Nelly's narration after the previous incident strength the theme of the novel in where (nature) Heathcliff vs. (nurture) Edgar are put into comparison. The contrast as Nelly proposed is that of 'bleak, hilly, coal country for a beautiful fertile valley'. obviously, Catherine notices the difference between both which eventually caused her conflicts . After the meeting with Heathcliff, Catherine went back to her nature pinching Nelly and hitting Edgar yet came back behaving like a lady asking Edgar to stay after he decided to leave for the insult. Her confusion and conflict between her uncultivated nature and her nurtured personality is represented in her torn feelings between her love to Edgar and her love to Heathcliff. Catherine continues to see Edgar Linton, and behave like a proper lady while with him; but when she is with Heathcliff, she acts as she always has. She is consciously aware, if I may say, that her love to Heathcliff is inseparable; she is aware of being wrong: "Who is to separate us, pray? They'll meet the fate of Milo! Not as long as I live, Ellen-for no mortal creature. Every linton on the face of the earth might melt into nothing before I could consent to forsake Heathcliff"

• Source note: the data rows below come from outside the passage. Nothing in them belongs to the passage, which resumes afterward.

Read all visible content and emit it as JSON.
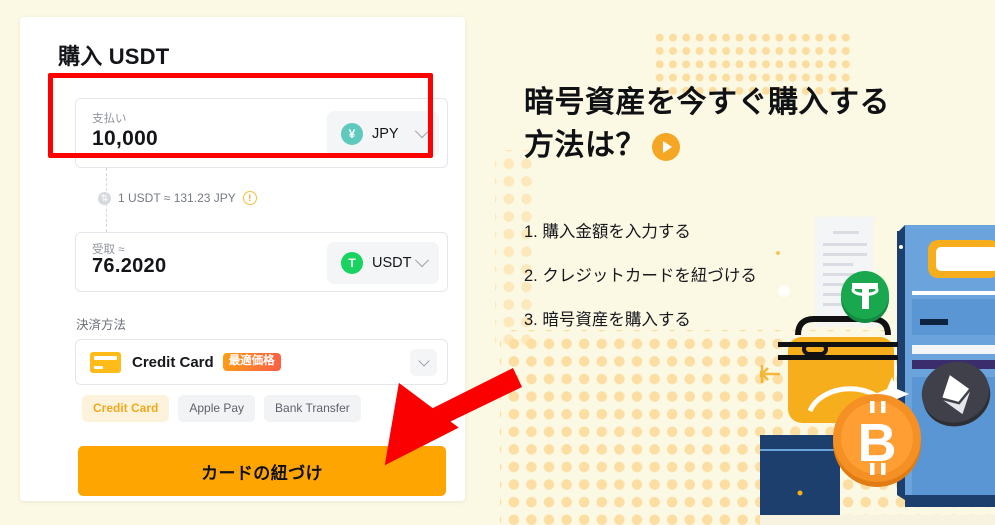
{
  "page": {
    "background_color": "#fbf8e3",
    "accent_color": "#ffa502",
    "highlight_color": "#ff0000"
  },
  "card": {
    "title": "購入 USDT",
    "pay_field": {
      "label": "支払い",
      "value": "10,000",
      "currency": {
        "code": "JPY",
        "symbol": "¥",
        "coin_color": "#5fc9bd",
        "chevron": "chevron-down-icon"
      }
    },
    "rate": {
      "icon": "swap-icon",
      "text": "1 USDT ≈ 131.23 JPY",
      "warning_icon": "!"
    },
    "receive_field": {
      "label": "受取 ≈",
      "value": "76.2020",
      "currency": {
        "code": "USDT",
        "symbol": "T",
        "coin_color": "#18d35f",
        "chevron": "chevron-down-icon"
      }
    },
    "payment_method": {
      "label": "決済方法",
      "selected_name": "Credit Card",
      "badge": "最適価格",
      "card_icon": "credit-card-icon",
      "chevron": "chevron-down-icon"
    },
    "method_pills": [
      {
        "label": "Credit Card",
        "active": true
      },
      {
        "label": "Apple Pay",
        "active": false
      },
      {
        "label": "Bank Transfer",
        "active": false
      }
    ],
    "cta_label": "カードの紐づけ"
  },
  "promo": {
    "title_line1": "暗号資産を今すぐ購入する",
    "title_line2": "方法は？",
    "play_icon": "play-button-icon",
    "steps": [
      "1. 購入金額を入力する",
      "2. クレジットカードを紐づける",
      "3. 暗号資産を購入する"
    ],
    "illustration": "crypto-atm-illustration"
  },
  "annotation": {
    "arrow": "red-arrow-pointing-to-cta",
    "highlight_box": "red-highlight-around-pay-field"
  }
}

Such natural love cannot be hindered or lesson until the person dies and that actually what Catherine meant in "not as long I live" When she confess her love of Edgar to Nelly, Catherine describes the conflict between her love for Heathcliff and her love to Linton. She says that she loves Linton because he is handsome and rich and would make her the greatest lady in the area. However, she loves Heathcliff as though the had the same soul, she knows that she has no business marrying Edgar. However, her desire to obtain an aristocratic statues lead her into making the decision; she would marry Heathcliff, except that Hindley has cast him down so low. Catherine is in conflict of choosing the social grace of Edgar Linton or the intense passion of her love for Heathcliff. Furthermore, her dream is very symbolic and serves to overshadow what is to come back to earth resembles her love to her wild nature and Heathcliff. Angles (Edgar) threw her out to the earth (Heathcliff) on the top of Wuthering Heights and she was overjoyed. Generally speaking, I consider her dream as a prophecy since that's what happen to her later. When Heathcliff heard her confession, he stormed away. Heathcliff ran off Wutherinbg Heights that Christmas night and Catherine spends the night outdoors in the rain, sobbing and searching for Heathcliff. She catches a fever and is soon near death. Her search for Heathcliff resembles her search for her own identity that she lost in nursing an alien codes.

Her confusion is bitterly arouse in XII followed by a moment of realization. She discovered that going against her nature is nothing but an illusion. We have seen that scene in Great Expectation when Pip found the real gentility by breaking off the spell of the upper class. However, in the case of Catherine she discovered that too late and repent it too "Let me alone, I've done wrong. Im dying for it" (WH P125) She is able not see things sharply. Now she knows what she want for definite, she want to go back to her nature wanting to feel the way she used to in Wurtheirng Heights and her confusion has ended by such discovery. She recognized the difference and impact of her rejection to the code of ethics and her own nature, Therefore, she is working her way out of the false things she put herself into determined to reject whatever that was instilled by the society " The things that risk me most in this shattered prison after all. I'm too tired of being in closed her. I'm wearying to escape i9nto that glorious world in to be always there. Not seeing it dimly through tears and yearning for it through the walls of an aching heart. But really with it , and in it." Dying was the sort of answer an d life she was aiming at, her only way to unify herself again and make it up with her-abandoned for awhile-nature.